Sean Weitner saw “Dom Hemingway” at the Wisconsin Film Festival, and it’s already back in town for an engagement at Sundance Cinemas. Here’s his review:
Are we far enough past the mid-’90s scourge of having every grim, violent, often dull moviemaker being hailed as “the next Tarantino” for me to pay that compliment to Richard Shepard? The label is an oversell, but Shepard picks up the best part of Tarantino-ism: Polishing and electrifying his personal cinema history to make one from the heart that pinballs through a playfield of references.
Shepard’s film “The Matador” found a sidearm way to contemplate Pierce Brosnan as Bond in his post-Bond years. “Dom Hemingway” takes on a different British screen icon: crime movie knockabouts, here gone to seed in a remarkable display of vanity/anti-vanity from Jude Law as Dom.

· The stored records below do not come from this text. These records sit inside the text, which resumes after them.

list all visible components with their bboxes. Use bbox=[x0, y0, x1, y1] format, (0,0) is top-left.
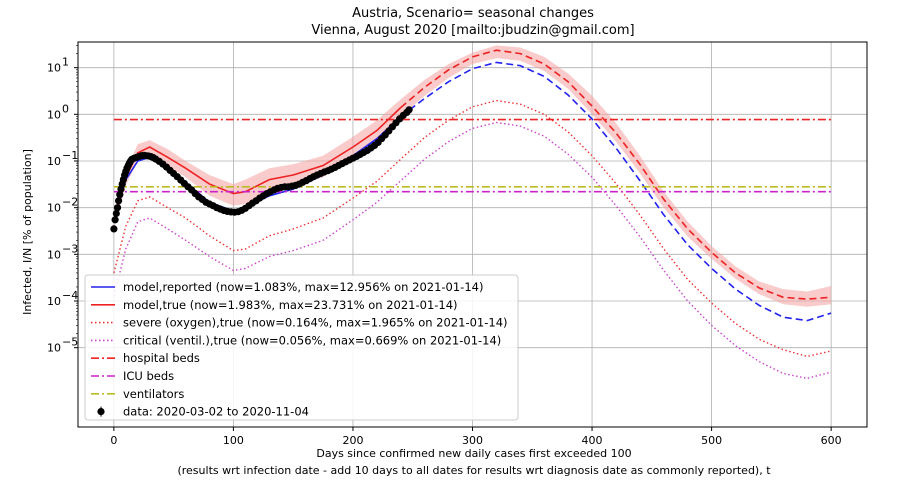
confidence-band bbox=[113, 45, 832, 307]
legend-item-8-label: data: 2020-03-02 to 2020-11-04 bbox=[123, 405, 309, 419]
y-tick-label: 10 bbox=[47, 248, 61, 261]
series-line-1 bbox=[113, 115, 402, 222]
x-tick-label: 0 bbox=[110, 434, 117, 447]
y-tick-exponent: −1 bbox=[62, 149, 78, 162]
legend: model,reported (now=1.083%, max=12.956% … bbox=[84, 274, 519, 421]
y-tick-label: 10 bbox=[47, 108, 61, 121]
data-point bbox=[405, 106, 413, 114]
uncertainty-band bbox=[113, 45, 832, 307]
series-line-2 bbox=[113, 106, 402, 222]
legend-item-7-label: ventilators bbox=[123, 387, 184, 401]
x-tick-label: 400 bbox=[582, 434, 603, 447]
legend-item-1-label: model,reported (now=1.083%, max=12.956% … bbox=[123, 280, 483, 294]
y-tick-exponent: 1 bbox=[62, 56, 69, 69]
x-axis-label: Days since confirmed new daily cases fir… bbox=[316, 447, 631, 460]
data-point bbox=[116, 191, 124, 199]
data-point bbox=[110, 225, 118, 233]
chart-subtitle: Vienna, August 2020 [mailto:jbudzin@gmai… bbox=[311, 23, 634, 38]
series-line-3 bbox=[113, 99, 832, 358]
legend-item-8-marker bbox=[97, 408, 105, 416]
series-line-1-forecast bbox=[400, 61, 832, 322]
legend-box bbox=[84, 274, 519, 421]
chart-title: Austria, Scenario= seasonal changes bbox=[352, 6, 594, 21]
y-tick-exponent: −2 bbox=[62, 196, 78, 209]
data-points bbox=[110, 106, 413, 233]
y-tick-exponent: −4 bbox=[62, 289, 78, 302]
legend-item-6-label: ICU beds bbox=[123, 369, 174, 383]
axes-frame bbox=[77, 41, 868, 428]
series-line-2-forecast bbox=[400, 49, 832, 300]
x-tick-label: 600 bbox=[821, 434, 842, 447]
y-tick-label: 10 bbox=[47, 155, 61, 168]
y-tick-exponent: −3 bbox=[62, 242, 78, 255]
data-point bbox=[113, 204, 122, 212]
y-axis-label: Infected, I/N [% of population] bbox=[21, 149, 34, 315]
x-axis-label-secondary: (results wrt infection date - add 10 day… bbox=[177, 464, 771, 477]
series-line-4 bbox=[113, 121, 832, 380]
y-tick-exponent: −5 bbox=[62, 336, 78, 349]
data-point bbox=[115, 197, 123, 205]
legend-item-5-label: hospital beds bbox=[123, 351, 200, 365]
y-tick-exponent: 0 bbox=[62, 102, 69, 115]
x-tick-label: 300 bbox=[462, 434, 483, 447]
x-tick-label: 200 bbox=[342, 434, 363, 447]
legend-item-2-label: model,true (now=1.983%, max=23.731% on 2… bbox=[123, 298, 458, 312]
x-tick-label: 100 bbox=[223, 434, 244, 447]
x-tick-label: 500 bbox=[701, 434, 722, 447]
legend-item-3-label: severe (oxygen),true (now=0.164%, max=1.… bbox=[123, 316, 508, 330]
y-tick-label: 10 bbox=[47, 62, 61, 75]
y-tick-label: 10 bbox=[47, 342, 61, 355]
legend-item-4-label: critical (ventil.),true (now=0.056%, max… bbox=[123, 333, 501, 347]
data-point bbox=[111, 216, 119, 224]
y-tick-label: 10 bbox=[47, 295, 61, 308]
data-point bbox=[112, 209, 120, 218]
y-tick-label: 10 bbox=[47, 202, 61, 215]
x-ticks: 0 100 200 300 400 500 600 bbox=[110, 427, 842, 447]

Dom’s been in prison for 12 years for not snitching; if we do our release-date maths, I think that means he used to be a character in a movie by Guy Ritchie, the UK director-cum-Madonna-divorcee that hit it big with “Lock, Stock and Two Smoking Barrels” and “Snatch” at the turn of the century. In their native country, those are known as “lad” movies, the way Maxim is a “lad” magazine — in other words, targeted at overgrown boys. With “Dom Hemingway,” we’re adding a generation to that. Paul Westerberg sometimes records as Grampaboy; Dom Hemingway is Granddad Lad.
Law sinks his chompers into the role, an overstuffed show of biceps, bare chests and muttonchops — his first line, asking contemplative questions about the magnificence of other parts of his anatomy, indicates this is a man grandiloquent in his self-regard and, conversely, just unempathetic enough to constantly deal damage to his closest kin.
An early sequence finds Dom and his oldest mate Dickie (Richard E. Grant) arriving at the estate of he-on-whom-Dom-did-not-snitch, Mr. Fontaine, as they race a too-nice car down winding roads to a too-palatial French estate, where he lays eyes on Fontaine’s too-curvaceous consort Paolina (Madalina Ghenea), who is of course the one bird whose feathers he shouldn’t ruffle. And then Fontaine arrives (Demian Bichir of “The Heat”), standing on a hilltop, calling down to the hoods with a rifle on his hip that Dom’s opening monologue would doubtless describe as “exquisite.”
Their conversation is all alligator smiles. Fontaine, a businessman who knows he needs to repay his debt, also knows that someone who would incur this debt is capable of inflicting all manner of chaos; Bechir proclaims with gusto but his eyes only transmit flintiness. Dom, who has indeed been on tilt since his release and is wickedly hung over, has whittled his impulse control down to a hair trigger but is under no illusions that his payment and, for that matter, continued existence is at Fontaine’s pleasure; Law is all sour swagger, suggesting a vicious cycle of hair-of-the-dog with his louche posture but visibly scared enough to be biting back his truest thoughts. Fontaine gregariously fires some celebratory rounds into the sky … but of course what goes up must come down. It’s a scene that showcases Shepard’s dexterity with tone, framing and performance, building a better mousetrap that you can’t wait to watch snap.
Of course it does snap, in the following scene, where Dom can’t help but give Fontaine a piece of his mind, in a sterile white room dominated with enormous portraits of apes. What’s perhaps most remarkable about the movie is that the story hairpins in at least three genuinely unexpected directions, each of which delivers delicious new cast members and story pleasures. This thing hums, and it’s a deeply satisfying crowd-pleaser.
The Ritchie (and Tarantino) comparison falters near the end, as Dom moves through conventional reformed-nogoodnik paces and the proper comparison becomes “Love Actually” director Richard Curtis (a switcheroo Shepard might have gotten away with if not for the treacly music). The movie is ultimately a bit too satisfied with Dom, as of course is Dom himself, and while the ending doesn’t feel unearned, it doesn’t feel quite true either.
But if the prospect of great actors doing British gangsters with baroque dialogue makes your thirsty, “Dom Hemingway” is an eminently satisfying quaff.